Apple Plans Transform HealthKit From Tracker to Diagnosis Tool
Till date Apple’s HealthKit has mostly collected fitness data from its devices. In the future, if the company finds its way, the software will interpret that information, converting it into advice for users, doctors and others.
Many health care experts hired by Apple in recent years are designing enhanced electronic health record software that can well analyze and understand the implications of patient data.
The iPhone manufacturer is even working on new apps for the Apple Watch. It can track users’ sleep patterns. Another app focusses on fitness levels by calculating the time taken for the heart rate to fall from its peak to resting level. Apple already has an app that measures heart rate, but yet don’t interpret them.
The ultimate goal of Apple’s health care technology team is to turn HealthKit into a tool that improves diagnoses. The system could do away two problems that plague the field of clinical research and have stumped other specialist firms in the field.
Chief Executive Officer Tim Cook wants Apple to act more in improving software and services to secure new sources of economy and make customers more dependent on the company’s devices.
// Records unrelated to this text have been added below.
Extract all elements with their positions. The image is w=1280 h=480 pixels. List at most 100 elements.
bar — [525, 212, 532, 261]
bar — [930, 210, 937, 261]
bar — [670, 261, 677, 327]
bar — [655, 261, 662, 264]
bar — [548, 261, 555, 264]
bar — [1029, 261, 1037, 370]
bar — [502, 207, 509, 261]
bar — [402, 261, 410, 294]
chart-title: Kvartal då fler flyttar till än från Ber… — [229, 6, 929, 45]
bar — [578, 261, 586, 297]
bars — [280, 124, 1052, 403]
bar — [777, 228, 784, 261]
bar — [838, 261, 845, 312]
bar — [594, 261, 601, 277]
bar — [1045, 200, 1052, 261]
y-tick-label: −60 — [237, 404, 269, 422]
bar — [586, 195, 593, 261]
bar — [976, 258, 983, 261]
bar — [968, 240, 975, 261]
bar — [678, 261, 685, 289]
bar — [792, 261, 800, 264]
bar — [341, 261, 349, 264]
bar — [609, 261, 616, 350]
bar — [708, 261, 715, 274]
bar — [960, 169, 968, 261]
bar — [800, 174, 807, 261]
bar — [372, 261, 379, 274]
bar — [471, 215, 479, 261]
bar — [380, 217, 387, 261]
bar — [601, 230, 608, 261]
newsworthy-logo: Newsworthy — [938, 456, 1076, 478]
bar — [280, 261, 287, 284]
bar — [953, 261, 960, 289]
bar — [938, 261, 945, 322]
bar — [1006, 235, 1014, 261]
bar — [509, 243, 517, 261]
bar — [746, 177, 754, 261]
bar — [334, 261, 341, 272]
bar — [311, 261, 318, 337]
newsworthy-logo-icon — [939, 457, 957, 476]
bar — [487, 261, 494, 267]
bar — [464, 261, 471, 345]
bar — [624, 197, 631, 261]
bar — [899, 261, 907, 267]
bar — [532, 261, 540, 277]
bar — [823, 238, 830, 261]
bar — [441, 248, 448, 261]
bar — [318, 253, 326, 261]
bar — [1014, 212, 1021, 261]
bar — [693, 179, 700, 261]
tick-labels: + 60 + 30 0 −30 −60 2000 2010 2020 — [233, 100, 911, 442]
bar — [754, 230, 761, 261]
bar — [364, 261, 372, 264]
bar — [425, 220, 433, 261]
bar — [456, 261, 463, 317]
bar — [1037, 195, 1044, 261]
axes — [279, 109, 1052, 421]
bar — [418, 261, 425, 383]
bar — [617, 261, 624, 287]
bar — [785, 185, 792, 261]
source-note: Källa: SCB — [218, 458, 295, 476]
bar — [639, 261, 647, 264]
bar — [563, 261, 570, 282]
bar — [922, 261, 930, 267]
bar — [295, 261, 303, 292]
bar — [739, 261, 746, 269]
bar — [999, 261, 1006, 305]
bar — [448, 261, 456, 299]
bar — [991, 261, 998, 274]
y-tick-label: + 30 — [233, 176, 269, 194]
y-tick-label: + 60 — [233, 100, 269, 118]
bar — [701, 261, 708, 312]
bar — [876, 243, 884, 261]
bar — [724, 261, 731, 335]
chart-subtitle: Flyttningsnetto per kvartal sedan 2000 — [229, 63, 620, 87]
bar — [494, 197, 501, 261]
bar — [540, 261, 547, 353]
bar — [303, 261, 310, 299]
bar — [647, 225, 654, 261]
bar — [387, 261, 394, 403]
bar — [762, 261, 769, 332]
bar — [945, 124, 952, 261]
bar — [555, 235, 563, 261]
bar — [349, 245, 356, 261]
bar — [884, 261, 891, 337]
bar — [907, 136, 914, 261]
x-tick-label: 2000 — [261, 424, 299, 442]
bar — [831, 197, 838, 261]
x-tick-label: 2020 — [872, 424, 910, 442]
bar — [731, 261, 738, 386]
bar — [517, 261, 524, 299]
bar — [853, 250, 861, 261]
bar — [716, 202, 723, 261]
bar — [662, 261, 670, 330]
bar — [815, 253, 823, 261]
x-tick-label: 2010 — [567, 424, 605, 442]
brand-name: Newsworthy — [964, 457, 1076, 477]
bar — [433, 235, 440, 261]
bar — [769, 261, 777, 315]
In early this year, Apple bought Gliimpse Inc., a startup that build software to pull electronic health records from different databases and in different formats and finally store them in one place.
He equated the product to Apple’s music business. That negan with the iPod, but as more people became habituated to storing all their music files digitally, Apple united all music lovers in a single platform on top of the device.
Apple health software might become a revenue driver, too, by keeping people intrigued to the company’s equipments. If a patient’s health records, and related suggestions, are reachable through Apple’s system, it would be difficult to trade in an iPhone for a smartphone running Google’s Android OS, and its health-tracking software Google Fit.
The second module of Apple’s Watch has a built-in GPS tracker, faster processor and is water resistant and many people can run, swim and do other exercise with the device. The upgraded Watch software, dubbed watchOS 3, puts health tracking information more prominently in the user interface, and adds a breathing during exercise app as well as tracking during swimming.
Building more sensors into the Watch serves a limited purpose. The accelerometer can generate most of the useful data needed to monitor a person’s well-being. A glucometer or blood-pressure sensor would only help a small percentage of users, the person said.
Scott Jenkins, said that Apple is working hard with many of these large institutions to produce tools that are medically significant, to take data from sensors.
Stephen Friend, a Merck & Co. veteran who founded health data non-profit Sage Bionetworks, is honored with being the brains behind ResearchKit. He joined Apple as full-time employee in June after working as a consultant for more than two years.
Yoky Matsuoka, formerly technology chief at Google’s Nest Labs unit, joined Apple’s health team last year. Nest mostly known as a hardware specialist, but Matsuoka head the development of software that interpreted and learned from data that its internet-connected thermostats collect.
Apple’s greatest obstacle for now is proving to medical professionals that data delivered from wearables through HealthKit and ResearchKit is reliable.